U.S. takes a wrong turn with air strikes

August 23, 1998|By Matthew Rothschild

The Clinton administration was wrong to bomb Sudan and Afghanistan.

These bombings showed a disregard for international law and a disrespect for our constitutional system of government. They won't solve the problem of terrorism; they may exacerbate it. And they reduce us to the tactics of the terrorists themselves.

And the timing of the attacks raises the question of presidential selfishness and recklessness. Less than three days after Clinton's lowest day in office, just as calls for his resignation were beginning to mount, he launches these attacks, knowing full well that he was bound to receive a boost in popularity.

Right after the embassy bombings in Kenya and Tanzania, Secretary of State Madeleine Albright insisted that "our memory is long, our reach is far." But the United States dispensed with the need for a long memory: It was bomb now, take names later.

Gathering evidence first

The United States is supposed to gather evidence, and if the evidence is sufficient, it is supposed to seek extradition of suspects from the country harboring them. None of that was done in this case.

The only time a country can take unilateral action under international law is when it's a matter of self-defense. The United States invoked self-defense in this instance, but it was a specious claim.

"The United States was definitely not abiding by international law," says Peter Weiss, president of the Lawyers' Committee on Nuclear Policy. "Self-defense is an extremely limited concept, relating to the invasion of your country. It does not cover speculative, pre-emptive strikes."

Weiss also points out that "international law prohibits the unauthorized overflight of other countries." And U.S. cruise missiles violated this by sending upward of 70 cruise missiles over Pakistan.

The attacks violate the Constitution, as well. The Constitution grants Congress the exclusive power not only to declare war but "to define and punish piracies and felonies committed on the high seas, and offenses against the law of nations," and to "grant letters of marque and reprisal, and make rules concerning captures on land and water."

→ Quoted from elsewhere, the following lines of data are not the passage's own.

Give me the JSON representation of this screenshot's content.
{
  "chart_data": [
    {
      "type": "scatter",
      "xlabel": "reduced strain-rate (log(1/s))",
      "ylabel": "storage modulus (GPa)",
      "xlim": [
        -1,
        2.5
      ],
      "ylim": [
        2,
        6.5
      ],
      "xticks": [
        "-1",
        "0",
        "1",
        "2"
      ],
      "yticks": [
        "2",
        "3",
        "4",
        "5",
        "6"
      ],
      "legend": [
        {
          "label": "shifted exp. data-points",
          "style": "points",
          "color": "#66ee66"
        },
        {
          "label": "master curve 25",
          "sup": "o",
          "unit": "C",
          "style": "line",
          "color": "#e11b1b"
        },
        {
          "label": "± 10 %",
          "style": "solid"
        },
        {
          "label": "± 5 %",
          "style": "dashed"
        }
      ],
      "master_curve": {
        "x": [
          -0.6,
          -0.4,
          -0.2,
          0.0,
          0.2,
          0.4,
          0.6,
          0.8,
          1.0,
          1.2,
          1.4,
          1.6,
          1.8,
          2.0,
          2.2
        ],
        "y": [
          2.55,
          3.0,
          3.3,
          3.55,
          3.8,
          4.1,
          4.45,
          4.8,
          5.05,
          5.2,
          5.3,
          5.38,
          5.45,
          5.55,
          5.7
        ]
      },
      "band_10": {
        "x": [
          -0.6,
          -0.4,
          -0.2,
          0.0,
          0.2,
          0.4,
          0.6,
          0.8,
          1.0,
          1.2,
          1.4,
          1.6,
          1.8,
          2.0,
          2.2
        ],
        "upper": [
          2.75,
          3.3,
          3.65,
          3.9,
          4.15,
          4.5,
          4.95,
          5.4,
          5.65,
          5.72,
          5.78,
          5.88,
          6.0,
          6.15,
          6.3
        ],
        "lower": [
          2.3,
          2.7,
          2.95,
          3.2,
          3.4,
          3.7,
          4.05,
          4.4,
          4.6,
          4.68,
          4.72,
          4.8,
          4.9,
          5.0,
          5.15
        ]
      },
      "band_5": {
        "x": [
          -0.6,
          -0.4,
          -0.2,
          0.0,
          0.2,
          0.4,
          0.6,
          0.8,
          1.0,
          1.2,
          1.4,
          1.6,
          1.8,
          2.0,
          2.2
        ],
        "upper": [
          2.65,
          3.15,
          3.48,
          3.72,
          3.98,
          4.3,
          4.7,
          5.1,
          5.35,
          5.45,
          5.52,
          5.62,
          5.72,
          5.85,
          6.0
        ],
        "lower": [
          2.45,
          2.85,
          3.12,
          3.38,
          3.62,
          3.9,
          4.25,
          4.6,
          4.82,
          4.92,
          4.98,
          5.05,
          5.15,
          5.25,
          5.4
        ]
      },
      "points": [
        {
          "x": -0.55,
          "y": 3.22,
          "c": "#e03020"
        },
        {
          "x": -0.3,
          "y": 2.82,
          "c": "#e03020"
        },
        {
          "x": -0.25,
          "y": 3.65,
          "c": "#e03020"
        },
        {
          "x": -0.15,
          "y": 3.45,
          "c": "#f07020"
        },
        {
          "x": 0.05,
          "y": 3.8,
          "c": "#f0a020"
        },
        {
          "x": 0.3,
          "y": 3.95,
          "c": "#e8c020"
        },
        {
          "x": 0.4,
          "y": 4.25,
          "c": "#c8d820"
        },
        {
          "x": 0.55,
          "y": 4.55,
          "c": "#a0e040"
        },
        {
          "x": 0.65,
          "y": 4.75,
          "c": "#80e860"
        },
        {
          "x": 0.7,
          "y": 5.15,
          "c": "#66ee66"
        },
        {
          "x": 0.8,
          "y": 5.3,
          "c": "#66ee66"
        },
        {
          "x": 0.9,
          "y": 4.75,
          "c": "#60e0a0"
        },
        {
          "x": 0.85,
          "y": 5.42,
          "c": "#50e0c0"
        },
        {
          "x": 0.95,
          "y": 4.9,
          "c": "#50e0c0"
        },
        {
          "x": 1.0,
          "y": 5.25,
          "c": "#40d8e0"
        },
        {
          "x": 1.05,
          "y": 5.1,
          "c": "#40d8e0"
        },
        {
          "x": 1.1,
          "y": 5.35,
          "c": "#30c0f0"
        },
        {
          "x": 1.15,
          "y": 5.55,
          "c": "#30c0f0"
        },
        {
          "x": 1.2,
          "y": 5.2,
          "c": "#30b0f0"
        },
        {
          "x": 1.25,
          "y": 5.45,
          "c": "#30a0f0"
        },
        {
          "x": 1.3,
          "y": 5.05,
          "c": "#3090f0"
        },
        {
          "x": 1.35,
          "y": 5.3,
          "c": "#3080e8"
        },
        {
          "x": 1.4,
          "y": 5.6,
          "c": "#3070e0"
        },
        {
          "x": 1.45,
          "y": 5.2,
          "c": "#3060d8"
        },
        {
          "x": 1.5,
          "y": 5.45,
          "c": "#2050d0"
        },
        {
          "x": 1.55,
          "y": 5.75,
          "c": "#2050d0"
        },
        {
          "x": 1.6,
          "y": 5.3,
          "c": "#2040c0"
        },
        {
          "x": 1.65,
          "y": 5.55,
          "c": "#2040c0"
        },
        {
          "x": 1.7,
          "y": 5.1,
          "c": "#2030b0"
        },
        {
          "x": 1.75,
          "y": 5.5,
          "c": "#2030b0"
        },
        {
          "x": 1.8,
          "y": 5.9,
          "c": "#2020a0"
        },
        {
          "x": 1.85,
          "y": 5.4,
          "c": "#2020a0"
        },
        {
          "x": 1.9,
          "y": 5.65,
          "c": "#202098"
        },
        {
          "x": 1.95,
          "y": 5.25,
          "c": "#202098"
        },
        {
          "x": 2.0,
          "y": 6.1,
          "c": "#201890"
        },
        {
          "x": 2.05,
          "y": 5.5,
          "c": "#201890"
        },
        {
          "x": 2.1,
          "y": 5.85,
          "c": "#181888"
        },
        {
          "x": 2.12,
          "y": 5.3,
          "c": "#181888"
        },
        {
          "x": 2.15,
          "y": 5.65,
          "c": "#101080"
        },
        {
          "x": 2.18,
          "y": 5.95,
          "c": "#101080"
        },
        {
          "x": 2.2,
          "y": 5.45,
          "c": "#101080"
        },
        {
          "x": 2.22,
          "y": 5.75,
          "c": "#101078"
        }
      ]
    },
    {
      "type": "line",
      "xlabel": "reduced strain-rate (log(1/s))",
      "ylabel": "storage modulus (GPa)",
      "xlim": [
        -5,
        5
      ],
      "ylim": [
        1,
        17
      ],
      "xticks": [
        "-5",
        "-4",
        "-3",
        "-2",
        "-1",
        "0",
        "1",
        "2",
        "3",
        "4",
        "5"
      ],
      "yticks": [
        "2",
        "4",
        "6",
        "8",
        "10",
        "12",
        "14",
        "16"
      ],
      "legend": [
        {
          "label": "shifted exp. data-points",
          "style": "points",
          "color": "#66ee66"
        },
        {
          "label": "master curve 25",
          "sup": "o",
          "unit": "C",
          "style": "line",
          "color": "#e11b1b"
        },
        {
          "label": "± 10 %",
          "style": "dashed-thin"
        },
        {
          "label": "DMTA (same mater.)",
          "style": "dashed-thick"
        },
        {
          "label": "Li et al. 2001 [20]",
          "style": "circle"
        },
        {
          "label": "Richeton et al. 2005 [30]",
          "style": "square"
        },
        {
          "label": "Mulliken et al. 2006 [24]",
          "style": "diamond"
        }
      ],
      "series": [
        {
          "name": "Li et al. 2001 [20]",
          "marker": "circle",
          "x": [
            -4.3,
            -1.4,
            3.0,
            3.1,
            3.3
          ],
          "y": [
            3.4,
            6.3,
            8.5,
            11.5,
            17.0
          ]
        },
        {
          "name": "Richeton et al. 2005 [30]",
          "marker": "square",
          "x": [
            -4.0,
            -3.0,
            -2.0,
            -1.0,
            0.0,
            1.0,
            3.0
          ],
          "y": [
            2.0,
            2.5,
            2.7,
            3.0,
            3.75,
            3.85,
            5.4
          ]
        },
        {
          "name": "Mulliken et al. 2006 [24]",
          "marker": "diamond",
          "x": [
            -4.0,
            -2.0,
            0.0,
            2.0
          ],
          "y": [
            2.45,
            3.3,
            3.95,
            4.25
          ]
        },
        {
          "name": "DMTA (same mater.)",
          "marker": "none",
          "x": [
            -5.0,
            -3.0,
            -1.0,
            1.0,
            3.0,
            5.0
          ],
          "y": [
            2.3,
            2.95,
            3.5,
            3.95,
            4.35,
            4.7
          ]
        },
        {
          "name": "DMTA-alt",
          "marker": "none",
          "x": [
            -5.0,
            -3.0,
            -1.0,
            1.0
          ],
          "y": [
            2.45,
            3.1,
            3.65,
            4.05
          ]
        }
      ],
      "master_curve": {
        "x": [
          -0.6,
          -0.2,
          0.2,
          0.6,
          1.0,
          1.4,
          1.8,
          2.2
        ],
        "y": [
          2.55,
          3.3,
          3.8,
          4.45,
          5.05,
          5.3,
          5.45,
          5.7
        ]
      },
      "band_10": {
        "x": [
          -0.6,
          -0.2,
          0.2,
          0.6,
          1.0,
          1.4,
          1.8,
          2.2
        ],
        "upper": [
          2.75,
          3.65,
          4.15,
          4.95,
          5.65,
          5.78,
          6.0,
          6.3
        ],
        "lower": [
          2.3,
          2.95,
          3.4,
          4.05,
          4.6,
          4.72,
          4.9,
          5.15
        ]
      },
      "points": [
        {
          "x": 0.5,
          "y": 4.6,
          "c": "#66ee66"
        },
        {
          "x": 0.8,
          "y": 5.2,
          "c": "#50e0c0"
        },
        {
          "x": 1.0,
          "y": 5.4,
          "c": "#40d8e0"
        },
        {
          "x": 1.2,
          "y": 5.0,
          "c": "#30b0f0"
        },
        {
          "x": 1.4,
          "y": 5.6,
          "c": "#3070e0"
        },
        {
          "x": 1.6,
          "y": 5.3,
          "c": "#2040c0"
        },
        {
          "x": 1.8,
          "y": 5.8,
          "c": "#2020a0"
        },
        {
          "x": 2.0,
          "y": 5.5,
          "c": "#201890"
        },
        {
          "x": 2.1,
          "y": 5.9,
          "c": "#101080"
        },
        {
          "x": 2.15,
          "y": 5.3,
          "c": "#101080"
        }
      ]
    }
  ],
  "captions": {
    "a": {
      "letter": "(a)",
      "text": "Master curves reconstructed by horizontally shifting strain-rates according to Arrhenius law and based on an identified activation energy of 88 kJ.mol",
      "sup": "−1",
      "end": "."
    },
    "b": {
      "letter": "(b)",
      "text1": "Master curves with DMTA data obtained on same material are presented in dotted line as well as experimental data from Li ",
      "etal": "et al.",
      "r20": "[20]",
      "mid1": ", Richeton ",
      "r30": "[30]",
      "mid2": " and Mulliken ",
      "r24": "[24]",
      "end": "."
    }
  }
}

Since the end of World War II, Presidents have been abrogating to themselves these powers of Congress. Mr. Clinton is no exception, but his action was the most self-serving since Ronald Reagan invaded Grenada on Oct. 25, 1983, just two days after 218 Marines were killed in Lebanon.

The United States has demonstrated that it is just as willing to use violence, and just as willing to kill civilians, as anyone else. The early death count is 21 dead and 37 injured from these attacks. That doesn't put us on the moral high ground.

We should not become like the terrorists. That way, they will have won. But there are those who are willing to throw our liberties to the wind in this battle. The chairman of the Senate Armed Services Committee, Orrin Hatch, a Utah Republican, strongly suggested on "This Week With Sam Donaldson & Cokie Roberts" that the CIA should have the authority to assassinate terrorists not only abroad but right here in the United States.

If that happens, our democracy and our way of life are in the deepest peril.

One way the United States should fight terrorism is to stop training terrorists.

Osama bin Laden, the suspected mastermind behind the embassy bombings in Kenya and Tanzania, earned his spurs working with the CIA in Afghanistan during the Soviet occupation of that country.

One of the fighters

He was "fighting alongside the mujahedeen rebels, whom the Central Intelligence Agency sponsored in Afghanistan," the New York Times reported Aug. 14.

A Saudi intelligence official told the Times that "Mr. bin Laden learned a lot of tricks from the CIA, which was glad to help him fight the Russians. . . . He was a point man."

The U.S. strikes may have some unfortunate consequences. They may incite retaliation: It's quite conceivable that they will inspire more terrorism against the United States and American citizens. Today the Clinton administration is warning U.S. citizens to take extra precautions, and airports across the country are girding themselves.

Clinton's action may also have negative repercussions diplomatically. Already Russian President Boris Yeltsin has condemned the attacks. And they are likely to complicate, if not devastate, efforts to solve such problems as the civil war in the Sudan or the Middle East peace process.

Sending cruise missiles half way around the world is the easiest thing for a beleaguered president to do. But it is no the right thing. It is the most cynical use of power.

Matthew Rothschild is the editor of The Progressive magazine.